WŁADYSŁAW BARTOSZEWSKI: Mein Auschwitz. Aus dem Polnischen von Sandra Ewers und Agnieszka Grzybkowska. Paderborn: Ferdinand Schöningh, 2015. 282 S., 29,90 €, ISBN 978-3-506-78119-2
Władysław Bartoszewski war ein polnischer Historiker, Publizist, Schriftsteller und Politiker. Er wurde am 19. Februar 1922 in Warschau geboren und starb dortselbst am 24. April 2015. Nach Kriegsausbruch beteiligte sich der frischgebackene Abiturient als Rotkreuzhelfer (noszowy) bei der Zivilverteidigung seiner Heimatstadt. Im Mai 1940 erhielt er eine Anstellung beim Polnischen Roten Kreuz in der Verwaltung eines Ambulatoriums. Vier Monate später, am 19. September 1940, geriet er im Stadtteil Źoliborz in eine der gefürchteten Straßenrazzien.
Bei diesen riegelten die deutschen Besatzer ein ganzes Stadtviertel ab
und verhafteten wahllos eine bestimmte Anzahl von Menschen, die sich
zufällig auf der Straße oder in den Häusern befanden.
Die Verhafteten kamen in ein Sammellager zur Überprüfung
ihrer Personalien.
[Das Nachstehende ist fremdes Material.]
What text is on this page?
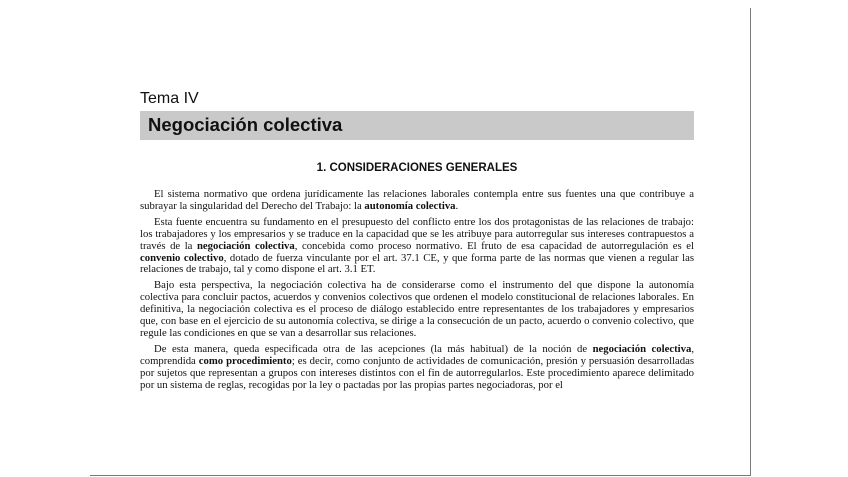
Tema IV
Negociación colectiva
1. CONSIDERACIONES GENERALES

El sistema normativo que ordena jurídicamente las relaciones laborales contempla entre sus fuentes una que contribuye a subrayar la singularidad del Derecho del Trabajo: la autonomía colectiva.

Esta fuente encuentra su fundamento en el presupuesto del conflicto entre los dos protagonistas de las relaciones de trabajo: los trabajadores y los empresarios y se traduce en la capacidad que se les atribuye para autorregular sus intereses contrapuestos a través de la negociación colectiva, concebida como proceso normativo. El fruto de esa capacidad de autorregulación es el convenio colectivo, dotado de fuerza vinculante por el art. 37.1 CE, y que forma parte de las normas que vienen a regular las relaciones de trabajo, tal y como dispone el art. 3.1 ET.

Bajo esta perspectiva, la negociación colectiva ha de considerarse como el instrumento del que dispone la autonomía colectiva para concluir pactos, acuerdos y convenios colectivos que ordenen el modelo constitucional de relaciones laborales. En definitiva, la negociación colectiva es el proceso de diálogo establecido entre representantes de los trabajadores y empresarios que, con base en el ejercicio de su autonomía colectiva, se dirige a la consecución de un pacto, acuerdo o convenio colectivo, que regule las condiciones en que se van a desarrollar sus relaciones.

De esta manera, queda especificada otra de las acepciones (la más habitual) de la noción de negociación colectiva, comprendida como procedimiento; es decir, como conjunto de actividades de comunicación, presión y persuasión desarrolladas por sujetos que representan a grupos con intereses distintos con el fin de autorregularlos. Este procedimiento aparece delimitado por un sistema de reglas, recogidas por la ley o pactadas por las propias partes negociadoras, por el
Wer auf einer Fahndungsliste stand oder sonstwie
„verdächtig“ war, wurde der Gestapo übergeben, die
übrigen zur Zwangsarbeit ins Reich deportiert oder in ein
Konzentrationslager eingewiesen. Letzteres geschah auch mit dem
achtzehnjährigen Bartoszewski, der in der Nacht vom 21. auf den
22. September 1940 im KZ Auschwitz eintraf, wo er die
Häftlingsnummer 4427 erhielt und als noch nicht Volljähriger
(man wurde dies damals erst mit einundzwanzig) in den
„Minderjährigenblock“ eingewiesen wurde.
In seiner Funktionsweise unterschied sich das KZ Auschwitz zu dieser
Zeit nicht wesentlich von den schon länger im Reichsgebiet
bestehenden Konzentrationslagern. Birkenau und andere Außenlager
existierten noch nicht, es gab noch keine Vergasungen und auch noch
keine pseudomedizinischen Experimente, Häftlingen wurde noch nicht
ihre Lagernummer in den linken Unterarm eintätowiert, und es
wurden auch noch keine Häftlinge zur Zwangsarbeit an nahe gelegene
Fabriken „ausgeliehen“. Dies alles, womit der Name „Auschwitz“ in der
öffentlichen Wahrnehmung heute verbunden ist, geschah erst zu
einer Zeit, als Bartoszewski schon nicht mehr dort war.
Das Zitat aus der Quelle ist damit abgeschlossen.